Il favore di cui gode l’uomo all’esterno, nell’ambiente in cui vive, mette costantemente in dubbio la condizione di vittima della donna, esponendola a ritorsioni e al rischio di un ulteriore isolamento sociale.
L’emarginazione delle vittime è il miglior alleato dei violenti, e anche se è una guerra silenziosa, voltarsi dall’altra parte costituisce una responsabilità da cui nessuno è immune.

La ricerca Tecnè

Sono 6,8 milioni le donne che hanno subìto un qualche tipo di violenza fisica o sessuale in Italia, 4,4 milioni sono invece le donne minacciate, picchiate e costrette a subire soprusi. Sono alcuni dei numeri emersi dalla ricerca condotta da Tecnè in occasione della conferenza stampa, che si è tenuta nella Sala Nassirya del Senato, per la presentazione dei progetti della Nosostras Onlus.
Secondo l’Istituto di ricerca, che ha rielaborato i dati Istat per quanto riguarda l’analisi quantitativa del fenomeno, almeno un milione di donne sono state costrette a subire rapporti sessuali indesiderati, 1,2 milioni sono state vittime di uno stupro o di un tentato stupro mentre almeno 330 mila sono state costrette a rapporti sessuali umilianti. Elevata la quota delle donne che hanno subito violenza sessuale da parte del partner o dell’ex partner, pari a 2,9 milioni, e altrettanto elevati i numeri riguardanti le donne che hanno temuto per la propria vita e quelle che, di fatto, hanno riportato ferite: rispettivamente 2,5 e 2,6 milioni di donne. Nonostante siano 2,4 milioni le donne che hanno subito violenza, e considerano l’episodio un reato, solo 800 mila hanno sporto denuncia.
Ben 4,4 milioni di donne sono vittime di violenza psicologica da parte del partner attuale e addirittura in una coppia su quattro la donna subisce gravi situazioni di limitazione, controllo e svalorizzazione (200 mila le donne chiuse in casa o seguite dal partner quando escono, 50 mila le donne in coppia con figli che sono oggetto di minaccia e ritorsione).

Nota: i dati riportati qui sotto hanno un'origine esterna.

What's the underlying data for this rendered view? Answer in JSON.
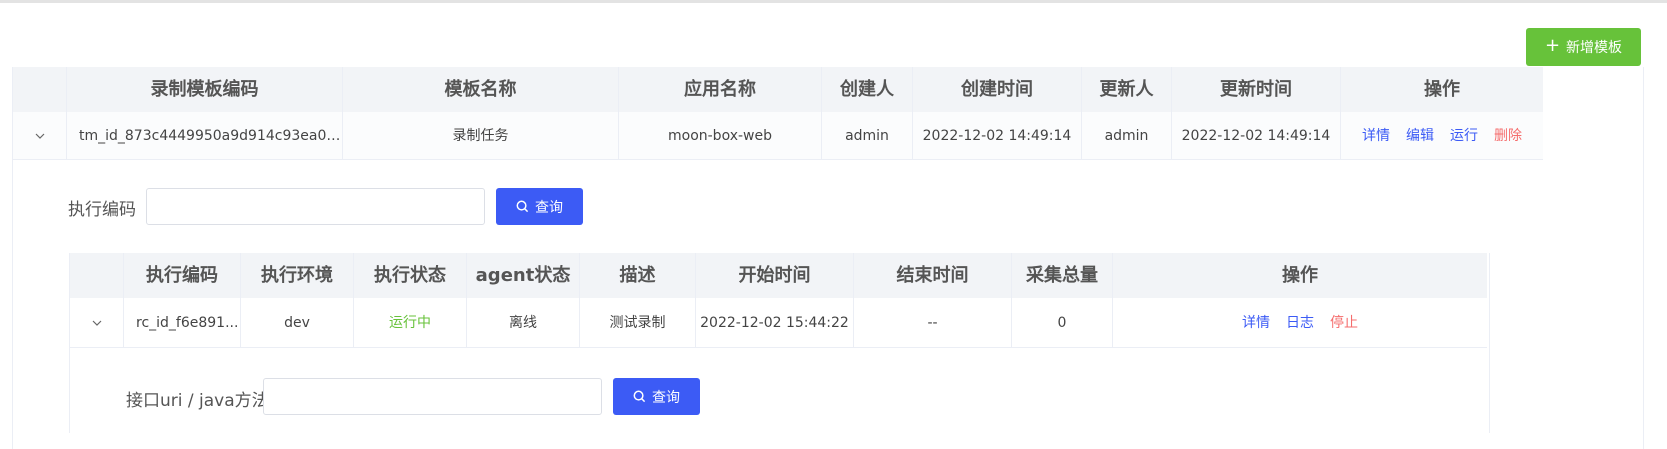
{
  "toolbar": {
    "add_label": "新增模板"
  },
  "main_table": {
    "columns": [
      "录制模板编码",
      "模板名称",
      "应用名称",
      "创建人",
      "创建时间",
      "更新人",
      "更新时间",
      "操作"
    ],
    "row": {
      "code": "tm_id_873c4449950a9d914c93ea075c...",
      "name": "录制任务",
      "app": "moon-box-web",
      "creator": "admin",
      "created": "2022-12-02 14:49:14",
      "updater": "admin",
      "updated": "2022-12-02 14:49:14",
      "actions": [
        "详情",
        "编辑",
        "运行",
        "删除"
      ]
    }
  },
  "exec_search": {
    "label": "执行编码",
    "value": "",
    "button": "查询"
  },
  "exec_table": {
    "columns": [
      "执行编码",
      "执行环境",
      "执行状态",
      "agent状态",
      "描述",
      "开始时间",
      "结束时间",
      "采集总量",
      "操作"
    ],
    "row": {
      "code": "rc_id_f6e891...",
      "env": "dev",
      "status": "运行中",
      "agent": "离线",
      "desc": "测试录制",
      "start": "2022-12-02 15:44:22",
      "end": "--",
      "total": "0",
      "actions": [
        "详情",
        "日志",
        "停止"
      ]
    }
  },
  "uri_search": {
    "label": "接口uri / java方法",
    "value": "",
    "button": "查询"
  },
  "colors": {
    "primary": "#3c5bf5",
    "success": "#67c23a",
    "danger": "#f56c6c"
  }
}
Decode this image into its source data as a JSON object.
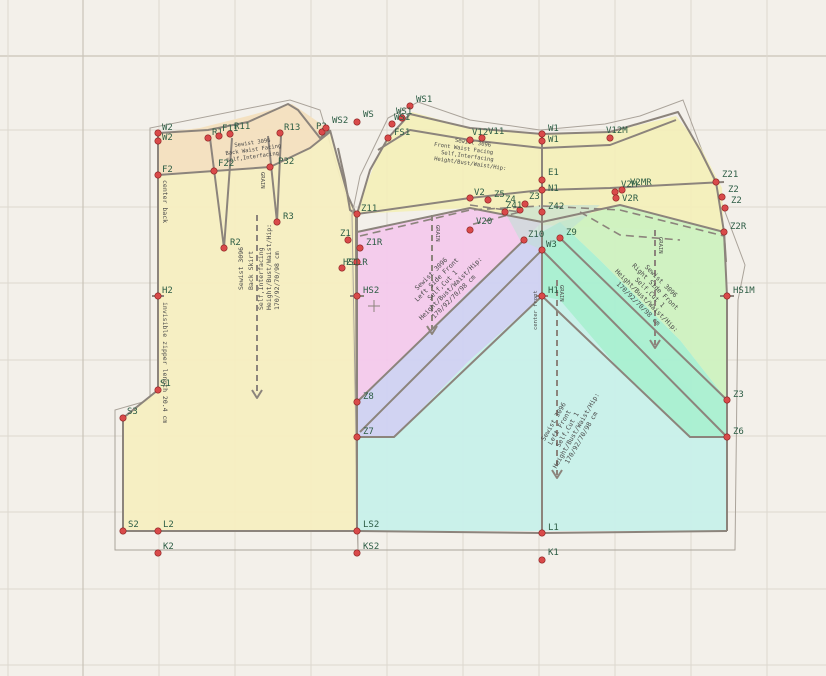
{
  "colors": {
    "background": "#f3f0ea",
    "back_skirt": "#f6efbf",
    "waistband_back": "#f3dcc0",
    "front_panel_yellow": "#f4efb8",
    "pink_panel": "#f3c9ec",
    "lavender_panel": "#cfd1f2",
    "cyan_panel": "#c7f0ea",
    "mint_panel": "#a9efd1",
    "light_green_panel": "#cdf1c0",
    "point": "#d94a4a"
  },
  "pieces": {
    "back_skirt": {
      "name": "Back Skirt",
      "lines": [
        "Sewist 3096",
        "Back Skirt",
        "Self,Interfacing",
        "Height/Bust/Waist/Hip:",
        "170/92/70/98 cm"
      ]
    },
    "back_waistband": {
      "lines": [
        "Sewist 3096",
        "Back Waist Facing",
        "Self,Interfacing",
        "Height/Bust/Waist/Hip:",
        "170/92/70/98 cm"
      ]
    },
    "left_side_front": {
      "lines": [
        "Sewist 3096",
        "Left Side Front",
        "Self,Cut 1",
        "Height/Bust/Waist/Hip:",
        "170/92/70/98 cm"
      ]
    },
    "left_front": {
      "lines": [
        "Sewist 3096",
        "Left Front",
        "Self,Cut 1",
        "Height/Bust/Waist/Hip:",
        "170/92/70/98 cm"
      ]
    },
    "right_side_front": {
      "lines": [
        "Sewist 3096",
        "Right Side Front",
        "Self,Cut 1",
        "Height/Bust/Waist/Hip:",
        "170/92/70/98 cm"
      ]
    },
    "front_waist": {
      "lines": [
        "Sewist 3096",
        "Front Waist Facing",
        "Self,Interfacing",
        "Height/Bust/Waist/Hip:",
        "170/92/70/98 cm"
      ]
    },
    "grain_label": "GRAIN",
    "center_back": "center back",
    "zipper_note": "invisible zipper length 20.4 cm",
    "center_front": "center front"
  },
  "points": [
    {
      "id": "W2",
      "label": "W2"
    },
    {
      "id": "W2b",
      "label": "W2"
    },
    {
      "id": "F2",
      "label": "F2"
    },
    {
      "id": "H2",
      "label": "H2"
    },
    {
      "id": "S1",
      "label": "S1"
    },
    {
      "id": "S3",
      "label": "S3"
    },
    {
      "id": "S2",
      "label": "S2"
    },
    {
      "id": "L2",
      "label": "L2"
    },
    {
      "id": "K2",
      "label": "K2"
    },
    {
      "id": "R1",
      "label": "R1"
    },
    {
      "id": "F11",
      "label": "F11"
    },
    {
      "id": "R11",
      "label": "R11"
    },
    {
      "id": "R13",
      "label": "R13"
    },
    {
      "id": "F22",
      "label": "F22"
    },
    {
      "id": "P32",
      "label": "P32"
    },
    {
      "id": "R2",
      "label": "R2"
    },
    {
      "id": "R3",
      "label": "R3"
    },
    {
      "id": "P2",
      "label": "P2"
    },
    {
      "id": "WS2",
      "label": "WS2"
    },
    {
      "id": "WS",
      "label": "WS"
    },
    {
      "id": "WS1",
      "label": "WS1"
    },
    {
      "id": "WS1b",
      "label": "WS1"
    },
    {
      "id": "WS1c",
      "label": "WS1"
    },
    {
      "id": "FS1",
      "label": "FS1"
    },
    {
      "id": "V12",
      "label": "V12"
    },
    {
      "id": "V11",
      "label": "V11"
    },
    {
      "id": "W1",
      "label": "W1"
    },
    {
      "id": "W1b",
      "label": "W1"
    },
    {
      "id": "V12M",
      "label": "V12M"
    },
    {
      "id": "E1",
      "label": "E1"
    },
    {
      "id": "N1",
      "label": "N1"
    },
    {
      "id": "V2",
      "label": "V2"
    },
    {
      "id": "Z5",
      "label": "Z5"
    },
    {
      "id": "Z3",
      "label": "Z3"
    },
    {
      "id": "Z4",
      "label": "Z4"
    },
    {
      "id": "Z41",
      "label": "Z41"
    },
    {
      "id": "Z42",
      "label": "Z42"
    },
    {
      "id": "V20",
      "label": "V20"
    },
    {
      "id": "V2M",
      "label": "V2M"
    },
    {
      "id": "V2R",
      "label": "V2R"
    },
    {
      "id": "V2MR",
      "label": "V2MR"
    },
    {
      "id": "Z21",
      "label": "Z21"
    },
    {
      "id": "Z2a",
      "label": "Z2"
    },
    {
      "id": "Z2b",
      "label": "Z2"
    },
    {
      "id": "Z2R",
      "label": "Z2R"
    },
    {
      "id": "Z11",
      "label": "Z11"
    },
    {
      "id": "Z1R",
      "label": "Z1R"
    },
    {
      "id": "Z1",
      "label": "Z1"
    },
    {
      "id": "Z1L",
      "label": "Z1LR"
    },
    {
      "id": "HS1",
      "label": "HS1"
    },
    {
      "id": "HS2",
      "label": "HS2"
    },
    {
      "id": "Z10",
      "label": "Z10"
    },
    {
      "id": "Z9",
      "label": "Z9"
    },
    {
      "id": "W3",
      "label": "W3"
    },
    {
      "id": "H1",
      "label": "H1"
    },
    {
      "id": "HS1M",
      "label": "HS1M"
    },
    {
      "id": "Z8",
      "label": "Z8"
    },
    {
      "id": "Z7",
      "label": "Z7"
    },
    {
      "id": "Z6",
      "label": "Z6"
    },
    {
      "id": "Z3b",
      "label": "Z3"
    },
    {
      "id": "LS2",
      "label": "LS2"
    },
    {
      "id": "KS2",
      "label": "KS2"
    },
    {
      "id": "L1",
      "label": "L1"
    },
    {
      "id": "K1",
      "label": "K1"
    }
  ]
}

Per quanto riguarda invece le opinioni dei maschi, rilevate direttamente da Tecnè tramite un sondaggio telefonico, risulta che il 18% degli uomini pensa che sia normale che un uomo tradito reagisca con atteggiamenti violenti. Non solo, il 10% ritiene giusto reagire violentemente nel caso in cui una donna manifesti atteggiamenti esasperanti. Altro dato allarmante è quello secondo cui il 13% degli uomini pensa che la violenza sessuale dipenda anche dal fatto che le donne usano abiti troppo provocanti.